- Almost all retailers are revisiting their assortments and supplier strategies for private brands because of the coronavirus pandemic, with a majority focusing on lower-price items and supporting at-home cooking, according to a report by the Food Industry Association (FMI).
- The report found that 93% of food retailers say private brands are either extremely or very important to their organizations. It recommends food retailers and manufacturers expand their private brand offerings, noting that roughly 83% of food retailers said fresh foods, like bakery and deli items, and boosting e-commerce strategies are big opportunities. Value-oriented items (77%) and supporting at-home cooking and meal prep (73%) are top areas private brand retailers said they plan to focus on.
- Recently, grocers have turned to refreshing or expanding private label offerings, like adding alcohol and plant-based alternatives, as consumers' perceptions of store brands shift.
The focus on value-priced private label items and at-home meal solutions reflects the impact of the pandemic on retailers' store-brand planning. And even though many products currently in the pipeline may not roll out until after a coronavirus vaccine is developed, companies like Kroger say they see foundational shifts in consumer spending and at-home eating that will last long-term.
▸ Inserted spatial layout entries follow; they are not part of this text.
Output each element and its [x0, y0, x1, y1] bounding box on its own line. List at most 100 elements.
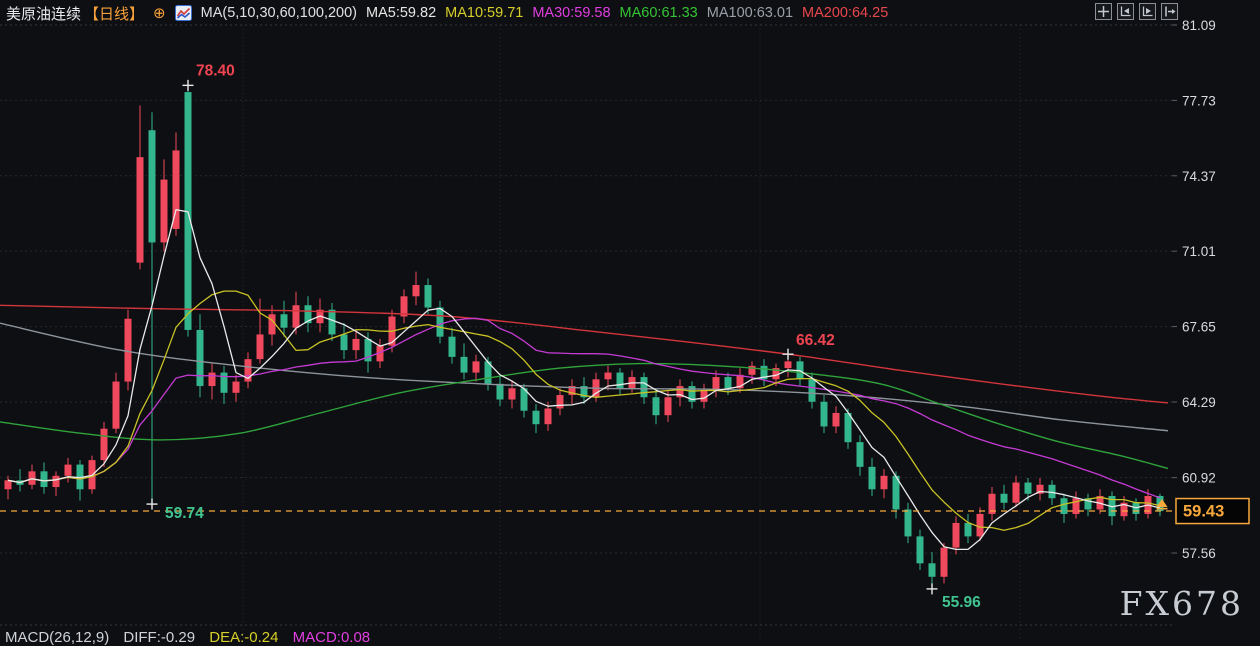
period-selector[interactable]: 【日线】 [84, 5, 145, 23]
y-axis-label: 77.73 [1182, 93, 1216, 108]
ma-lines-layer [0, 209, 1169, 551]
current-price-arrow-base [1156, 507, 1168, 510]
candle-body [928, 563, 936, 577]
candle [532, 403, 540, 434]
candle-body [352, 338, 360, 351]
candle-body [832, 412, 840, 427]
extreme-marker-59.74: 59.74 [146, 498, 204, 522]
scroll-to-end-icon[interactable] [1161, 3, 1178, 20]
candle [52, 471, 60, 497]
candle-body [520, 388, 528, 411]
candle-body [400, 296, 408, 317]
candle-body [544, 408, 552, 425]
candle [832, 406, 840, 434]
ma-line-ma100 [0, 322, 1169, 432]
macd-value-readout: MACD:0.08 [292, 629, 371, 646]
candle-body [184, 92, 192, 330]
current-price-box [1175, 497, 1250, 525]
candle [616, 368, 624, 396]
candle [628, 370, 636, 393]
candle [172, 132, 180, 236]
candle [844, 408, 852, 449]
annotations-layer: 78.40 66.42 59.74 55.96 [146, 62, 981, 611]
extreme-price-label: 66.42 [796, 332, 835, 349]
candle [424, 278, 432, 315]
candle-body [244, 359, 252, 382]
candle [496, 374, 504, 407]
candle-body [736, 374, 744, 389]
candle [412, 271, 420, 306]
pan-move-icon[interactable] [1095, 3, 1112, 20]
candle-body [664, 397, 672, 416]
candle [220, 365, 228, 404]
candle [820, 395, 828, 434]
candle-body [496, 383, 504, 400]
candle-body [436, 307, 444, 337]
candle-body [52, 475, 60, 488]
ma60-readout: MA60:61.33 [619, 5, 698, 21]
candle [928, 552, 936, 589]
candle-body [1084, 498, 1092, 510]
candle [328, 303, 336, 342]
macd-pane-header: MACD(26,12,9) DIFF:-0.29 DEA:-0.24 MACD:… [5, 629, 380, 646]
candle-body [448, 336, 456, 357]
candle-body [40, 471, 48, 488]
macd-params-label: MACD(26,12,9) [5, 629, 110, 646]
candle-body [676, 386, 684, 398]
ma-line-ma10 [7, 290, 1161, 531]
play-forward-icon[interactable] [1139, 3, 1156, 20]
candle-body [328, 309, 336, 335]
chart-header: 美原油连续 【日线】 ⊕ MA(5,10,30,60,100,200) MA5:5… [6, 2, 888, 24]
candle-body [964, 522, 972, 537]
candle-body [952, 522, 960, 548]
candle-body [868, 466, 876, 490]
candle [676, 379, 684, 407]
candle-body [256, 334, 264, 360]
candle [160, 159, 168, 252]
candle-body [820, 401, 828, 427]
candle-body [280, 314, 288, 328]
candle [760, 359, 768, 387]
candle-body [940, 547, 948, 577]
candle [952, 516, 960, 555]
candle [988, 487, 996, 521]
gridlines [0, 24, 1172, 640]
candle-body [172, 150, 180, 229]
y-axis-label: 81.09 [1182, 18, 1216, 33]
candle [400, 289, 408, 324]
current-price-layer: 59.43 [0, 497, 1250, 525]
candle [1036, 478, 1044, 501]
candle-body [1060, 498, 1068, 514]
ma200-readout: MA200:64.25 [802, 5, 889, 21]
candle-body [604, 372, 612, 380]
macd-dea-readout: DEA:-0.24 [209, 629, 279, 646]
candle [904, 502, 912, 544]
candles-layer [4, 85, 1164, 589]
candle-body [760, 365, 768, 380]
candle [736, 368, 744, 393]
add-indicator-icon[interactable]: ⊕ [153, 4, 166, 22]
candle [1084, 493, 1092, 517]
candle-body [376, 345, 384, 362]
candle [1000, 484, 1008, 510]
candle [196, 314, 204, 398]
candle [292, 291, 300, 335]
scroll-to-start-icon[interactable] [1117, 3, 1134, 20]
candle-body [460, 356, 468, 373]
chart-style-icon[interactable] [174, 5, 192, 21]
candle [1012, 475, 1020, 508]
candle-body [772, 368, 780, 380]
fx678-watermark: FX678 [1119, 584, 1244, 623]
candle-body [580, 386, 588, 398]
candle [76, 460, 84, 501]
candle [64, 457, 72, 483]
candle [1108, 491, 1116, 526]
candle-body [64, 464, 72, 476]
ma-line-ma200 [0, 304, 1169, 404]
candle-body [784, 361, 792, 369]
candle [748, 361, 756, 384]
candle-body [1024, 482, 1032, 494]
candle [700, 383, 708, 409]
candle-body [136, 157, 144, 263]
Over the next two years, roughly one-third of retailers plan to significantly increase investments in private brands, while just over half said they are aiming for a moderate increase, with launching new products, offering clean-label products and utilizing consumer insights as main goals, the report found.
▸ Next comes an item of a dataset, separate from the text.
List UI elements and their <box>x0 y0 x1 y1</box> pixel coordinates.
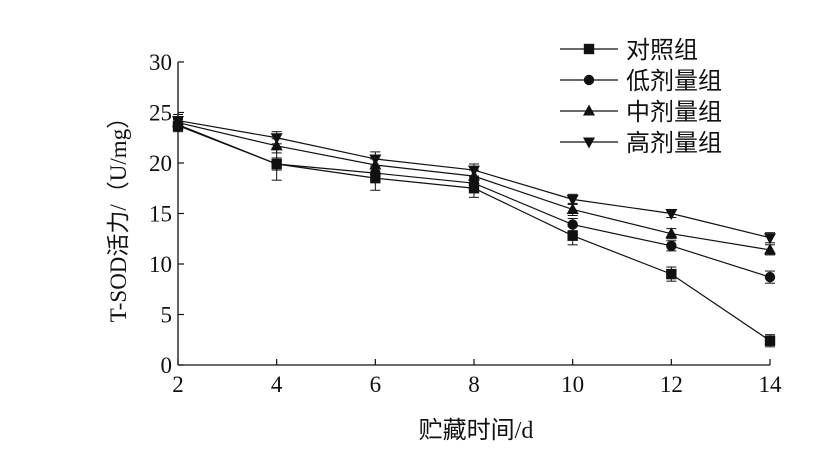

FMI’s report drew from several places, including sales and register data from IRI, FMI’s consumer survey data, an FMI survey of retailers and manufacturers and interviews with senior industry executives. FMI’s industry survey discovered that 72% of retailers and 53% of manufacturers are looking to streamline the number of SKUs they offer as pandemic buying has prompted them to focus on their fastest-moving goods. Sixty-nine percent of retailers may add more suppliers to diversify supply and 83% of retailers are examining strategies to grow their private brand offerings.
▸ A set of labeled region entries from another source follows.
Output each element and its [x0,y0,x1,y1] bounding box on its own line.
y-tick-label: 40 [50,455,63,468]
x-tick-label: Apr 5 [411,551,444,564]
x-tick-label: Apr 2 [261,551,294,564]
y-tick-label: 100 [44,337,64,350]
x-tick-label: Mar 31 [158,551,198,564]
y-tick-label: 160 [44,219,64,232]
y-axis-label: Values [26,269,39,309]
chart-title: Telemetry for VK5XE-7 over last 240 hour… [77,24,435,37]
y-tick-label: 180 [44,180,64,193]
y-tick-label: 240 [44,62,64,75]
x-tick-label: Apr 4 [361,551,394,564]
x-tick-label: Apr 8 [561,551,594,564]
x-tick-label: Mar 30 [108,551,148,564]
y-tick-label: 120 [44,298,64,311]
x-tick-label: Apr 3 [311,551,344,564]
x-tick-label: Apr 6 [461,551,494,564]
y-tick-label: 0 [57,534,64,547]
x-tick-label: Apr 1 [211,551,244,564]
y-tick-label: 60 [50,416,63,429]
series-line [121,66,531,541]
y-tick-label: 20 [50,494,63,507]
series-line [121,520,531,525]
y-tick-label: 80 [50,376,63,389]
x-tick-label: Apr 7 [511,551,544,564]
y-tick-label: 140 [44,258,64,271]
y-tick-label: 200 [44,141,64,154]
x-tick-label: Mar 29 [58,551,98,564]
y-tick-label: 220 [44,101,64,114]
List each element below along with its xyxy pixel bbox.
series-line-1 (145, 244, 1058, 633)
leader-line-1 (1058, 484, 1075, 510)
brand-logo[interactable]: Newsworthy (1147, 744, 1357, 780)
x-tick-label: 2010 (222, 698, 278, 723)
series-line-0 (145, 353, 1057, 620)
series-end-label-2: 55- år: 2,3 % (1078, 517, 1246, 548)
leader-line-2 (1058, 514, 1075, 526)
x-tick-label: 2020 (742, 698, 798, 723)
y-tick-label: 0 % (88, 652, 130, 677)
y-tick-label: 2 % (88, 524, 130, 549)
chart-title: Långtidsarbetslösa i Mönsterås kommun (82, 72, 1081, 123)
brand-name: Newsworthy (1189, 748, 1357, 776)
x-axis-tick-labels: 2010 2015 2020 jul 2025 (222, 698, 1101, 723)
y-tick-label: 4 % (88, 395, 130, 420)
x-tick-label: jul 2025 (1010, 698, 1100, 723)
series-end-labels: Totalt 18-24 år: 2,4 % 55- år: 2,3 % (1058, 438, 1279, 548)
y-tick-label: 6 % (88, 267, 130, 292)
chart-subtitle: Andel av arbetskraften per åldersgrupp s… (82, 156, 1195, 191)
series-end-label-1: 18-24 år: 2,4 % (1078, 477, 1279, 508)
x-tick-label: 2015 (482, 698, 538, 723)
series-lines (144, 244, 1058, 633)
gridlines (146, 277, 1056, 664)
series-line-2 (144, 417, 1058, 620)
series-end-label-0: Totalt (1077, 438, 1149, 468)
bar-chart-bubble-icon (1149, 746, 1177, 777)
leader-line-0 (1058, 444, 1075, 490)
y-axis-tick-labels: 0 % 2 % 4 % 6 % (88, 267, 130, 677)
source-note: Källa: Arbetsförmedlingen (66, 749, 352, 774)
The report found that private brands surged at the start of the pandemic, as consumer demand shifted from foodservice to food retail and manufacturer brands faced out-of-stocks. Brand suppliers have regained their footing, but overall sales growth for private brands is still projected to reach between $15 billion to $20 billion for this year — a 0.6 share gain, according to IRI data. In 2019, private brands accounted for $81.7 billion in the grocery channel, with the top five food retailers dominating private brands’ growth from 2017 to 2019, according to IRI.
FMI expects private brand purchases to continue to grow, especially among millennials and people with annual incomes of $100,000 or more, noting that three in 10 shoppers in July — compared to 26% at the start of June — said they are buying more private brands than before the pandemic.
Food retailers looking to boost private brands face competition from dollar stores and pure-play e-commerce companies as well as challenges with improving their e-commerce strategies and improving private brands in fresh categories, FMI said.
E-commerce, especially home delivery and click-and-collect, presents grocers with new opportunities for private brands. FMI urges retailers to test their online ordering systems to make sure they can handle surges in demand, optimize packaging for last-mile delivery and focus on online branding.
Grocers have been expanding their private label offerings, with some, like Kroger, Trader Joe’s and Albertsons, adding plant-based options. Private brands in the beverage alcohol category has increased. Giant Food added a new line of private label wine, while BJ’s recently added premium spirits.